Mohamed al Fayed's controversial theories about the death of Diana, Princess of Wales, came under fire yesterday.

The Harrods tycoon listened quietly as layers of his theory that Diana was murdered in a 1997 car crash by MI6 on the order of the Duke of Edinburgh because she was pregnant and set to get engaged to his son Dodi, were stripped down.

John Macnamara, a retired Metropolitan Police detective chief superintendent and Mr al Fayed's director of security in August 1997, accepted he had lied in public when he claimed in a television interview that driver Henri Paul had only drunk pineapple juice.

The jury also heard Lord Stevens, who carried out Operation Paget, the official investigation into the conspiracy theories, publicly denounce for the first time "scurrilous allegations" about his professionalism.

He condemned suggestions that he or his team had been negligent, not done their job properly and that he had been "got at" regarding the evidence in the report.

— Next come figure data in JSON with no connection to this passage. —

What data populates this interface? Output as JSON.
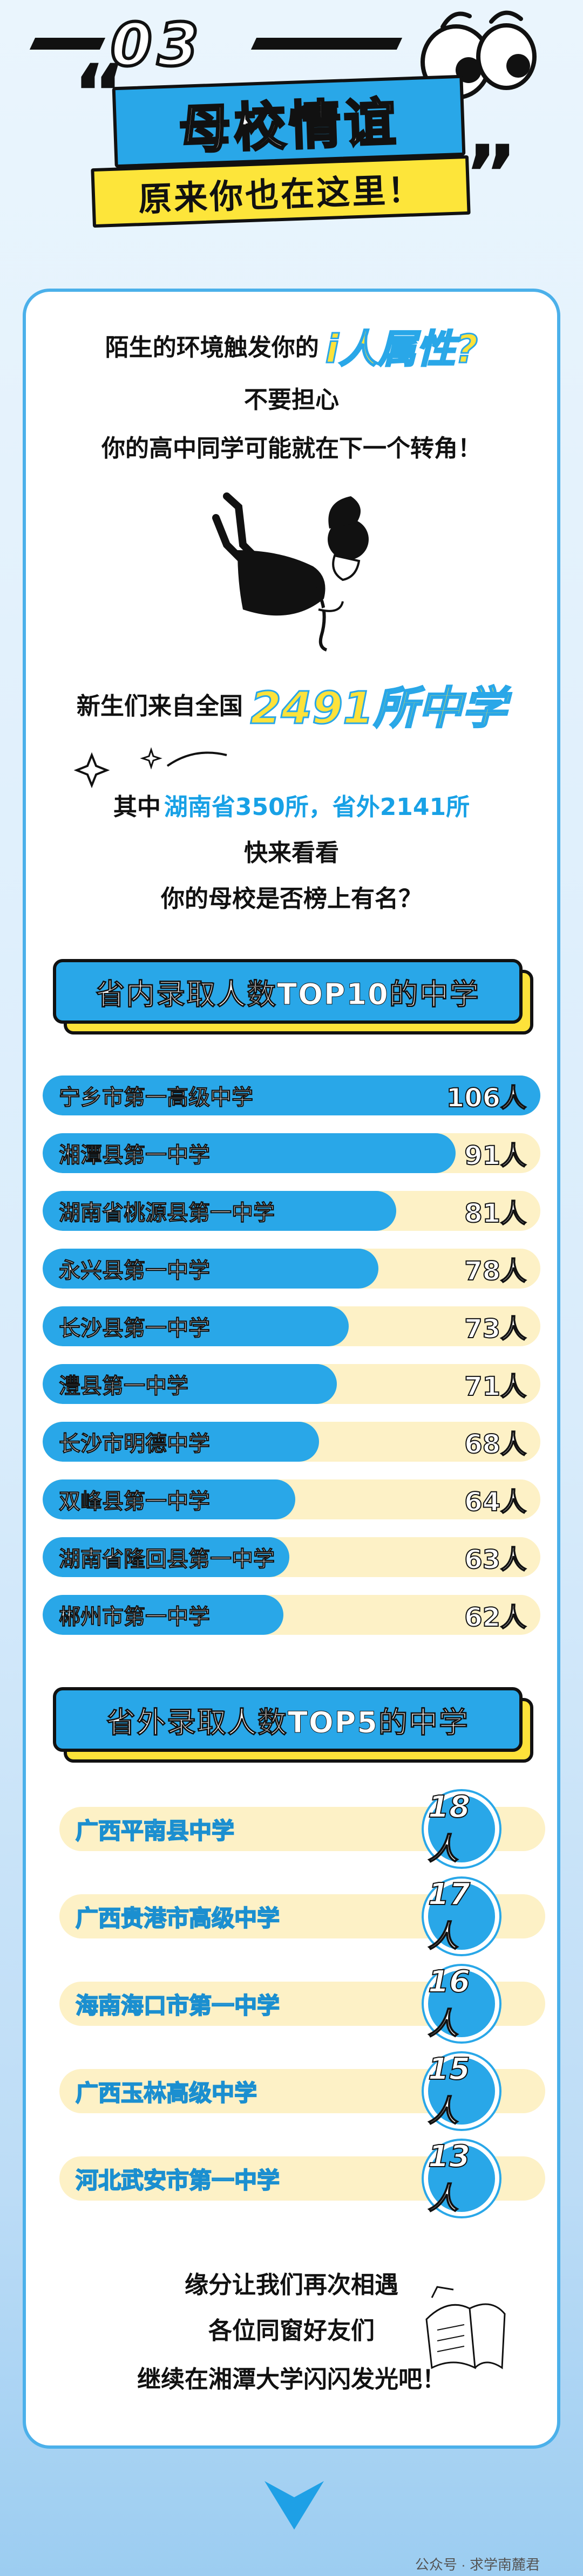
{
  "header": {
    "section_number": "03",
    "title": "母校情谊",
    "subtitle": "原来你也在这里！"
  },
  "intro": {
    "line1_prefix": "陌生的环境触发你的",
    "line1_highlight": "i人属性?",
    "line2": "不要担心",
    "line3": "你的高中同学可能就在下一个转角！"
  },
  "stats": {
    "line1_prefix": "新生们来自全国",
    "line1_highlight": "2491所中学",
    "line2_prefix": "其中",
    "line2_highlight": "湖南省350所，省外2141所",
    "line3": "快来看看",
    "line4": "你的母校是否榜上有名？"
  },
  "top10": {
    "title": "省内录取人数TOP10的中学",
    "items": [
      {
        "name": "宁乡市第一高级中学",
        "count": "106人",
        "value": 106
      },
      {
        "name": "湘潭县第一中学",
        "count": "91人",
        "value": 91
      },
      {
        "name": "湖南省桃源县第一中学",
        "count": "81人",
        "value": 81
      },
      {
        "name": "永兴县第一中学",
        "count": "78人",
        "value": 78
      },
      {
        "name": "长沙县第一中学",
        "count": "73人",
        "value": 73
      },
      {
        "name": "澧县第一中学",
        "count": "71人",
        "value": 71
      },
      {
        "name": "长沙市明德中学",
        "count": "68人",
        "value": 68
      },
      {
        "name": "双峰县第一中学",
        "count": "64人",
        "value": 64
      },
      {
        "name": "湖南省隆回县第一中学",
        "count": "63人",
        "value": 63
      },
      {
        "name": "郴州市第一中学",
        "count": "62人",
        "value": 62
      }
    ]
  },
  "top5": {
    "title": "省外录取人数TOP5的中学",
    "items": [
      {
        "name": "广西平南县中学",
        "count": "18人"
      },
      {
        "name": "广西贵港市高级中学",
        "count": "17人"
      },
      {
        "name": "海南海口市第一中学",
        "count": "16人"
      },
      {
        "name": "广西玉林高级中学",
        "count": "15人"
      },
      {
        "name": "河北武安市第一中学",
        "count": "13人"
      }
    ]
  },
  "closing": {
    "line1": "缘分让我们再次相遇",
    "line2": "各位同窗好友们",
    "line3": "继续在湘潭大学闪闪发光吧！"
  },
  "footer": {
    "watermark": "公众号 · 求学南麓君"
  },
  "colors": {
    "accent_blue": "#29a7e8",
    "accent_yellow": "#fde23a",
    "bar_track": "#fdf1c6"
  }
}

Calling the allegations "quite outrageous," he said: "I will take that on my behalf, but I will not have it said about people who worked for me for four years, who sometimes cannot defend themselves on these issues."

Lord Steven's report, published in December 2006, found the deaths were a tragic accident and also that Mr Paul was three times the French drink-drive limit.

In contrast to an eye-catching headline back in 1997 which claimed Mr Paul was "drunk as a pig", Lord Stevens described him on the night as "under the influence of alcohol".

He told the jury at the Diana inquest at the High Court in London: "Looking at the CCTV, looking at the witness statements, we knew that Henri Paul by account had a high tolerance for drink and, in all honesty, we could not say he was drunk, in our definition."

Lord Stevens claimed Mr Paul "appeared to have an alcohol problem and obviously had a very high tolerance to alcohol".

Lord Stevens also hit back at the suggestion he had used a November 2006 meeting with Mr Paul's parents, Jean and Gisele, to deliberately mislead them over what he would say about how much their son had drunk.

He said: "That's outrageous, and I'm looking for an apology in relation to that."

The hearing was adjourned to Monday when Mr al Fayed is set to give evidence.